Pero sobrevolar España es en gran medida un ejercicio doloroso. Ahí están todas esas tierras deforestadas, erosionadas, muchas de ellas en riesgo de desertificación, si es que no se han convertido ya en pedregales sin apenas vida. Imagino la lucha subterránea, lenta y dura, de las raíces de las pobres plantas que han logrado sobrevivir a los larguísimos siglos de talas y maltrato y a las décadas –breves y feroces– de desarrollo insostenible, de urbanizaciones extendiéndose como hongos venenosos, infraestructuras destructivas como bombas y venenoso derroche del agua escasa. Contemplo las rocas infinitas, las piedras que todavía arden bajo el sol de este larguísimo verano –cada vez más largo y ardiente–, el suelo reseco, convertido en polvo sin sentido, sobre el que ninguna alta copa, ningún triste matorral deja caer el alivio de una sombra ligera.
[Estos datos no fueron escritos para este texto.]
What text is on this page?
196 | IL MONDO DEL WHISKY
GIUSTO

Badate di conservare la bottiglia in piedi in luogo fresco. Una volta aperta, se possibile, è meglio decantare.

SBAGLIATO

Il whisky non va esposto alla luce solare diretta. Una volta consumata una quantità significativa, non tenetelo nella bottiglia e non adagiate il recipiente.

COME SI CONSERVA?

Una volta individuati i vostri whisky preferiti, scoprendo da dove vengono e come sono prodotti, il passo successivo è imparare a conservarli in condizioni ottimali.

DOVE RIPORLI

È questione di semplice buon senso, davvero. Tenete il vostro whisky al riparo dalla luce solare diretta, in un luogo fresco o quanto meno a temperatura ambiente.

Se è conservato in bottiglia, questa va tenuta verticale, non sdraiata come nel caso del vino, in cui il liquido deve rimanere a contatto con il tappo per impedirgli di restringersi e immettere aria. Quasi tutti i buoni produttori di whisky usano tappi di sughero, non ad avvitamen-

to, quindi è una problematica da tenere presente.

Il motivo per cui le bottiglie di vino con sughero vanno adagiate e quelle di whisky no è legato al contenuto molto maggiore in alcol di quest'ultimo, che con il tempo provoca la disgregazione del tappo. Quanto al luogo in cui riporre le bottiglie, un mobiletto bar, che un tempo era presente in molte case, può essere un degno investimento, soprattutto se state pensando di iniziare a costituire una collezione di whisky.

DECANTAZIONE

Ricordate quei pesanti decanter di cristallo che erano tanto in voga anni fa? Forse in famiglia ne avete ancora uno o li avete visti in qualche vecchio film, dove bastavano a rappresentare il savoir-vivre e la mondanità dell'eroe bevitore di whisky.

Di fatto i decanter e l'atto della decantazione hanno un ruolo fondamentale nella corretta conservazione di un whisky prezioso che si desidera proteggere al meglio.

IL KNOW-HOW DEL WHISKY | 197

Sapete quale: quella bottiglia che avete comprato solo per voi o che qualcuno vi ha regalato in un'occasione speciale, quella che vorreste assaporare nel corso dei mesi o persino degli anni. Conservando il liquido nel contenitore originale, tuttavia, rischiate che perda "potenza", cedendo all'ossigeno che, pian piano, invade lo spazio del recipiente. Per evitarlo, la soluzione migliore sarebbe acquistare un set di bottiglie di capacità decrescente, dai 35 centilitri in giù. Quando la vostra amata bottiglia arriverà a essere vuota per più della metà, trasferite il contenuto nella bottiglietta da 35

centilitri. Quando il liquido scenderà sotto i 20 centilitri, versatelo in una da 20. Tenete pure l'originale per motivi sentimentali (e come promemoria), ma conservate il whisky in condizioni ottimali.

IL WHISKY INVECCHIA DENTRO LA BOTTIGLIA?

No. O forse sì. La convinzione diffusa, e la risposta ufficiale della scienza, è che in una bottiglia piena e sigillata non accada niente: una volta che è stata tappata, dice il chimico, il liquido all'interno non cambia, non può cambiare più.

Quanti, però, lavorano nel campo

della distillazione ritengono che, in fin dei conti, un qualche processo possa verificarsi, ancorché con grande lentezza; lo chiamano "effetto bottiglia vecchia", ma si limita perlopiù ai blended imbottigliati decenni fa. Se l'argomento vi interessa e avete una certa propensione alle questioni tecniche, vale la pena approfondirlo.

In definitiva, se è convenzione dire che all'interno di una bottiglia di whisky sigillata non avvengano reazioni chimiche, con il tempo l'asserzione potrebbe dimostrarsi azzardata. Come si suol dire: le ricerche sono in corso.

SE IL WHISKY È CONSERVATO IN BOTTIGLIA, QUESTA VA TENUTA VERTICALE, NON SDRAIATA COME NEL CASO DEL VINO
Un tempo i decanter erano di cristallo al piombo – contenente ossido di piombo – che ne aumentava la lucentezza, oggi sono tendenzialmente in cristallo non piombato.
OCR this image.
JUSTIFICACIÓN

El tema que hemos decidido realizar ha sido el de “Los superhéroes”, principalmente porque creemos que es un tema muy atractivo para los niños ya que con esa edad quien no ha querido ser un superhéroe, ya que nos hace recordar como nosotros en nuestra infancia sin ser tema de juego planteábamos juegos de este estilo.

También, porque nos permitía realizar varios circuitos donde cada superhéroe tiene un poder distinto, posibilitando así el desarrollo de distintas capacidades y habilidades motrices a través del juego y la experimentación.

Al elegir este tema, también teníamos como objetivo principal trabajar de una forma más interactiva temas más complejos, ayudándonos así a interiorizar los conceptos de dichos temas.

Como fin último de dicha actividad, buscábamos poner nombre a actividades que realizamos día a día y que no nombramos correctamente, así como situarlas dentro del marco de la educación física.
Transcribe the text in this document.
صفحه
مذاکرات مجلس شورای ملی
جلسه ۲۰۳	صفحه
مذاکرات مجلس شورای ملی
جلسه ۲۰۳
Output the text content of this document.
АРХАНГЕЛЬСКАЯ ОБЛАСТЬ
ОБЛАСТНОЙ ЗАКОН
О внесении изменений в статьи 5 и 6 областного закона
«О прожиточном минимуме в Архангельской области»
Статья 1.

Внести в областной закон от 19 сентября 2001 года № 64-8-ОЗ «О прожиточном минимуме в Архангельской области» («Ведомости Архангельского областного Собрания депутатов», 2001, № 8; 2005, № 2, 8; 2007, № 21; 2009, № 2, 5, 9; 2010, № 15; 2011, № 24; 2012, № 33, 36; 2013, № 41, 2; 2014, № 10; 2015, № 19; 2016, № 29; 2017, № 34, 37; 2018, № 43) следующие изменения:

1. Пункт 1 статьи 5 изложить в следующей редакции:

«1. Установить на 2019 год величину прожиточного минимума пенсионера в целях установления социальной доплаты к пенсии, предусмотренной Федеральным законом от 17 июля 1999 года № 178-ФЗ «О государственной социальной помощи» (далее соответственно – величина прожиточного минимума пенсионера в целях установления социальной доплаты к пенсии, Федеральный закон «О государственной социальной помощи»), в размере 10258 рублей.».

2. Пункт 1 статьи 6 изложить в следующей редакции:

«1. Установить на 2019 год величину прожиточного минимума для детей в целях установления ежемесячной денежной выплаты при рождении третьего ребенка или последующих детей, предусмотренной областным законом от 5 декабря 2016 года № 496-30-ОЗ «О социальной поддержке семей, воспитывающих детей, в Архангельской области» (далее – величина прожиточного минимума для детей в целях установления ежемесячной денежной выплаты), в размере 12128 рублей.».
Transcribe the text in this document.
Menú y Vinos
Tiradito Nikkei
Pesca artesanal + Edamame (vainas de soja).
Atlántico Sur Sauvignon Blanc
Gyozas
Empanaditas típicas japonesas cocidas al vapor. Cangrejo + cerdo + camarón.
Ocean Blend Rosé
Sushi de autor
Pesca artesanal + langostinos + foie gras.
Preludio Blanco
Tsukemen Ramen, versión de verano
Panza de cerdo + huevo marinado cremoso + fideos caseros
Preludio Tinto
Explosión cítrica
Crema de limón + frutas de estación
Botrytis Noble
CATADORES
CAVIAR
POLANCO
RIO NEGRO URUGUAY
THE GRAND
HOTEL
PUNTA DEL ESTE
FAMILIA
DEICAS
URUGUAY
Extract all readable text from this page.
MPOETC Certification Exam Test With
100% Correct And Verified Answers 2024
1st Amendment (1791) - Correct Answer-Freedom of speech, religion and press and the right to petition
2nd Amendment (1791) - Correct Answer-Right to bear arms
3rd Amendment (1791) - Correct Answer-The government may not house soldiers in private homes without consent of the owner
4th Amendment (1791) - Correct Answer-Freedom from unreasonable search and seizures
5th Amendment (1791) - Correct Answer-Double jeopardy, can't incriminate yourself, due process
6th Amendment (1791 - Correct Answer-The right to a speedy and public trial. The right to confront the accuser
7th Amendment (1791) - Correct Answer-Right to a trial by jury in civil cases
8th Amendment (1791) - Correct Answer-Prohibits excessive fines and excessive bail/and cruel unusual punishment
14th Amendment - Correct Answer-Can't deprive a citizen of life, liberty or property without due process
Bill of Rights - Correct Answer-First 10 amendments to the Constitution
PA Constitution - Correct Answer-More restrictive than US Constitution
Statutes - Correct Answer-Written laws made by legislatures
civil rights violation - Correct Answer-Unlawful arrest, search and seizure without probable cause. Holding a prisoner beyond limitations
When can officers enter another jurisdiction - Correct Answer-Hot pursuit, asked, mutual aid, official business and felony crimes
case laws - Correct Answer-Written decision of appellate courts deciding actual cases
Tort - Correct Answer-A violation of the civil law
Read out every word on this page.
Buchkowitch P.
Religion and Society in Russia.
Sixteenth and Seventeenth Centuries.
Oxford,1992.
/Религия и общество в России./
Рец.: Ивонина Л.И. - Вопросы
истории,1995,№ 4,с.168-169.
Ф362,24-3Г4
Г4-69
Veo luego, más allá de las colinas sin árboles, la mancha hermosamente azul del Mediterráneo, el mar de los dioses que tanto amo. Pero recuerdo sin poder evitarlo que es uno de los mares más contaminados del mundo, si no el que más, plagado de metales pesados, de aceites y grasas, de plásticos y residuos fecales, y pienso en toda la riqueza biológica que va desapareciendo de su seno, devorada día a día por nuestra codicia y nuestra indiferencia.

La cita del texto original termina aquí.